Flitsenquête verlofaanvragen

14 september 2023

In de laatste cao is afgesproken de termijn van de verlofaanvragen aan te pakken en terug te brengen naar 4 maanden, vanwege de extra druk die dit veroorzaakt boven de al bestaande werkdruk in de gerechten en parketten. Nu de zomervakantie achter de rug is en veel roosters weer worden gevuld, kreeg de NVvR signalen dat er nog geen gevolg aan deze afspraak wordt gegeven. De afgelopen week hield de NVvR daarom hierover onder haar leden een flitsenquête. Welke termijnen worden nu gehanteerd en is de situatie sinds het afsluiten van de laatste cao verbeterd? Binnen enkele dagen reageerden bijna 600 leden. De belangrijkste conclusie: er is nog geen verbetering zichtbaar.

Werkdruk is een van de grootste problemen binnen de rechtspleging. Wie voldoende regelmogelijkheden heeft, kan deze hoge werkdruk beter aan. Het vele maanden van tevoren moeten vastleggen van verlof, draagt niet bij aan de gewenste eigen regelmogelijkheden. Een aanvraagtermijn van maximaal 4 maanden als richtsnoer wordt redelijk geacht, bijzondere situaties uitgezonderd.

Uit de flitsenquête die de NVvR onder haar leden hield, bleek dat voor het aanvragen van verlof bij ruim 32% van de respondenten een termijn van 4 tot 6 maanden wordt gehanteerd. Bij 34% van de respondenten is deze termijn 6 tot 8 maanden. Bij een minderheid zijn deze termijnen langer of korter. Maar liefst 65% van de respondenten gaf aan dat situatie rondom de aanvraagtermijnen voor verlof onveranderd is. Slechts 10% gaf een verbetering aan en 8% liet weten dat de situatie verder verslechterd is.

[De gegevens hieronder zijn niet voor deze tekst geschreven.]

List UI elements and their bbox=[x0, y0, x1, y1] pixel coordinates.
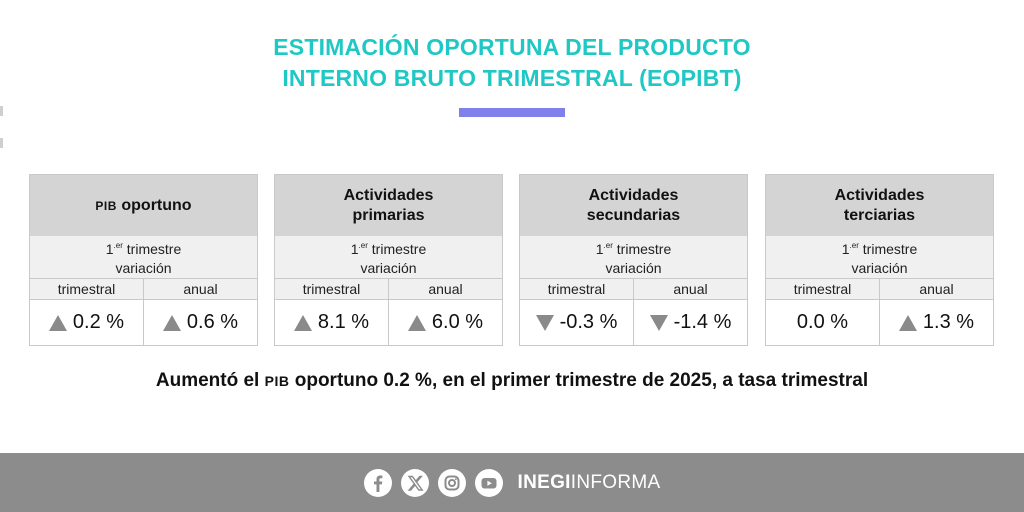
period-word: trimestre bbox=[126, 241, 182, 257]
summary-text: Aumentó el PIB oportuno 0.2 %, en el pri… bbox=[0, 370, 1024, 392]
card-header: Actividades terciarias bbox=[766, 175, 993, 236]
value-quarterly-text: 0.2 % bbox=[72, 311, 125, 333]
period-ordinal: .er bbox=[849, 241, 859, 250]
col-quarterly-label: trimestral bbox=[766, 279, 880, 299]
card-column-headers: trimestral anual bbox=[520, 279, 747, 300]
card-column-headers: trimestral anual bbox=[766, 279, 993, 300]
card-header: Actividades primarias bbox=[275, 175, 502, 236]
card-actividades-primarias: Actividades primarias 1.er trimestre var… bbox=[274, 174, 503, 346]
value-annual: 6.0 % bbox=[389, 300, 502, 345]
card-title-line-2: terciarias bbox=[843, 206, 916, 224]
summary-after: oportuno 0.2 %, en el primer trimestre d… bbox=[294, 370, 869, 391]
value-quarterly-text: -0.3 % bbox=[559, 311, 618, 333]
col-annual-label: anual bbox=[183, 281, 218, 297]
up-arrow-icon bbox=[898, 314, 917, 331]
card-values: -0.3 % -1.4 % bbox=[520, 300, 747, 345]
down-arrow-icon bbox=[649, 314, 668, 331]
card-title-abbr: PIB bbox=[95, 198, 117, 213]
card-values: 8.1 % 6.0 % bbox=[275, 300, 502, 345]
card-header: Actividades secundarias bbox=[520, 175, 747, 236]
card-period-line: 1.er trimestre bbox=[106, 236, 181, 259]
value-quarterly: 0.0 % bbox=[766, 300, 880, 345]
x-icon[interactable] bbox=[400, 468, 429, 497]
down-arrow-icon bbox=[535, 314, 554, 331]
instagram-icon[interactable] bbox=[437, 468, 466, 497]
period-word: trimestre bbox=[862, 241, 918, 257]
card-period: 1.er trimestre variación bbox=[30, 236, 257, 279]
value-annual-text: 1.3 % bbox=[922, 311, 975, 333]
value-quarterly: 0.2 % bbox=[30, 300, 144, 345]
card-header: PIB oportuno bbox=[30, 175, 257, 236]
variation-label: variación bbox=[360, 260, 417, 276]
period-number: 1 bbox=[595, 241, 604, 257]
col-annual-label: anual bbox=[428, 281, 463, 297]
card-title-line-1: Actividades bbox=[588, 186, 679, 204]
value-quarterly-text: 0.0 % bbox=[796, 311, 849, 333]
card-period: 1.er trimestre variación bbox=[520, 236, 747, 279]
value-annual: -1.4 % bbox=[634, 300, 747, 345]
youtube-icon[interactable] bbox=[474, 468, 503, 497]
up-arrow-icon bbox=[293, 314, 312, 331]
value-quarterly: -0.3 % bbox=[520, 300, 634, 345]
period-number: 1 bbox=[105, 241, 114, 257]
period-number: 1 bbox=[350, 241, 359, 257]
col-annual-label: anual bbox=[673, 281, 708, 297]
value-annual-text: -1.4 % bbox=[673, 311, 732, 333]
brand-light: INFORMA bbox=[570, 471, 661, 493]
period-ordinal: .er bbox=[113, 241, 123, 250]
card-period: 1.er trimestre variación bbox=[275, 236, 502, 279]
card-period-line: 1.er trimestre bbox=[596, 236, 671, 259]
card-values: 0.0 % 1.3 % bbox=[766, 300, 993, 345]
col-quarterly-label: trimestral bbox=[520, 279, 634, 299]
card-values: 0.2 % 0.6 % bbox=[30, 300, 257, 345]
variation-label: variación bbox=[851, 260, 908, 276]
card-title-text: oportuno bbox=[121, 196, 192, 214]
up-arrow-icon bbox=[407, 314, 426, 331]
summary-before: Aumentó el bbox=[155, 370, 260, 391]
card-period-line: 1.er trimestre bbox=[842, 236, 917, 259]
card-pib-oportuno: PIB oportuno 1.er trimestre variación tr… bbox=[29, 174, 258, 346]
inegi-informa-brand[interactable]: INEGIINFORMA bbox=[518, 472, 661, 494]
brand-bold: INEGI bbox=[517, 471, 571, 493]
card-column-headers: trimestral anual bbox=[30, 279, 257, 300]
card-period-line: 1.er trimestre bbox=[351, 236, 426, 259]
card-title-line-2: primarias bbox=[352, 206, 425, 224]
value-annual-text: 0.6 % bbox=[186, 311, 239, 333]
edge-mark-top bbox=[0, 106, 3, 116]
variation-label: variación bbox=[605, 260, 662, 276]
up-arrow-icon bbox=[162, 314, 181, 331]
facebook-icon[interactable] bbox=[363, 468, 392, 497]
card-period: 1.er trimestre variación bbox=[766, 236, 993, 279]
period-word: trimestre bbox=[616, 241, 672, 257]
value-quarterly: 8.1 % bbox=[275, 300, 389, 345]
title-underline bbox=[459, 108, 565, 117]
value-annual-text: 6.0 % bbox=[431, 311, 484, 333]
card-title-line-2: secundarias bbox=[586, 206, 681, 224]
period-word: trimestre bbox=[371, 241, 427, 257]
page-title: ESTIMACIÓN OPORTUNA DEL PRODUCTO INTERNO… bbox=[0, 32, 1024, 94]
title-line-2: INTERNO BRUTO TRIMESTRAL (EOPIBT) bbox=[282, 65, 742, 91]
value-quarterly-text: 8.1 % bbox=[317, 311, 370, 333]
col-quarterly-label: trimestral bbox=[275, 279, 389, 299]
edge-mark-bottom bbox=[0, 138, 3, 148]
variation-label: variación bbox=[115, 260, 172, 276]
title-line-1: ESTIMACIÓN OPORTUNA DEL PRODUCTO bbox=[273, 34, 751, 60]
card-title-line-1: PIB oportuno bbox=[95, 196, 191, 216]
up-arrow-icon bbox=[48, 314, 67, 331]
card-title-line-1: Actividades bbox=[343, 186, 434, 204]
footer-bar: INEGIINFORMA bbox=[0, 453, 1024, 512]
value-annual: 1.3 % bbox=[880, 300, 993, 345]
period-number: 1 bbox=[841, 241, 850, 257]
card-actividades-secundarias: Actividades secundarias 1.er trimestre v… bbox=[519, 174, 748, 346]
period-ordinal: .er bbox=[603, 241, 613, 250]
summary-abbr: PIB bbox=[264, 373, 290, 389]
card-column-headers: trimestral anual bbox=[275, 279, 502, 300]
card-title-line-1: Actividades bbox=[834, 186, 925, 204]
col-quarterly-label: trimestral bbox=[30, 279, 144, 299]
value-annual: 0.6 % bbox=[144, 300, 257, 345]
card-actividades-terciarias: Actividades terciarias 1.er trimestre va… bbox=[765, 174, 994, 346]
col-annual-label: anual bbox=[919, 281, 954, 297]
period-ordinal: .er bbox=[358, 241, 368, 250]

De NVvR heeft deze resultaten van de enquête benoemd in het bestuurlijk overleg met de Raad en het College.

Wat is er afgesproken in de cao?

In het laatst afgesloten arbeidsvoorwaardenakkoord staat het volgende hierover vermeld:

“Tijdens het overleg is aan de orde gekomen dat rechterlijke ambtenaren soms lang van tevoren hun verlofwensen moeten aangeven. Daarnaast zijn er verschillen per gerecht en parket. Een lange termijn voor verlofaanvragen veroorzaakt extra druk boven de al bestaande werkdruk in de gerechten en de parketten. Partijen hebben dit besproken en erkennen het belang van rechterlijke ambtenaren om op een redelijke termijn hun verlof in te kunnen plannen, waarbij een termijn van maximaal 4 maanden als richtsnoer redelijk wordt geacht. Anderzijds staat het inplannen van verlof niet op zichzelf. Zowel binnen de Rechtspraak als binnen het OM lopen er trajecten om het rooster- en planproces verder te professionaliseren. Daarbij worden de belangen van de medewerker en ook die van de Organisatie en de rechtzoekende bij de belangenafweging betrokken. Partijen roepen ertoe op dat daarbij het belang van deze termijn van maximaal 4 maanden daadwerkelijk in aanmerking wordt genomen. Minister en NVvR stellen zich voor dat de resultaten periodiek worden besproken in de bestuurlijke overleggen tussen de NVvR en de Raad voor de rechtspraak en het College van Procureurs-Generaal.”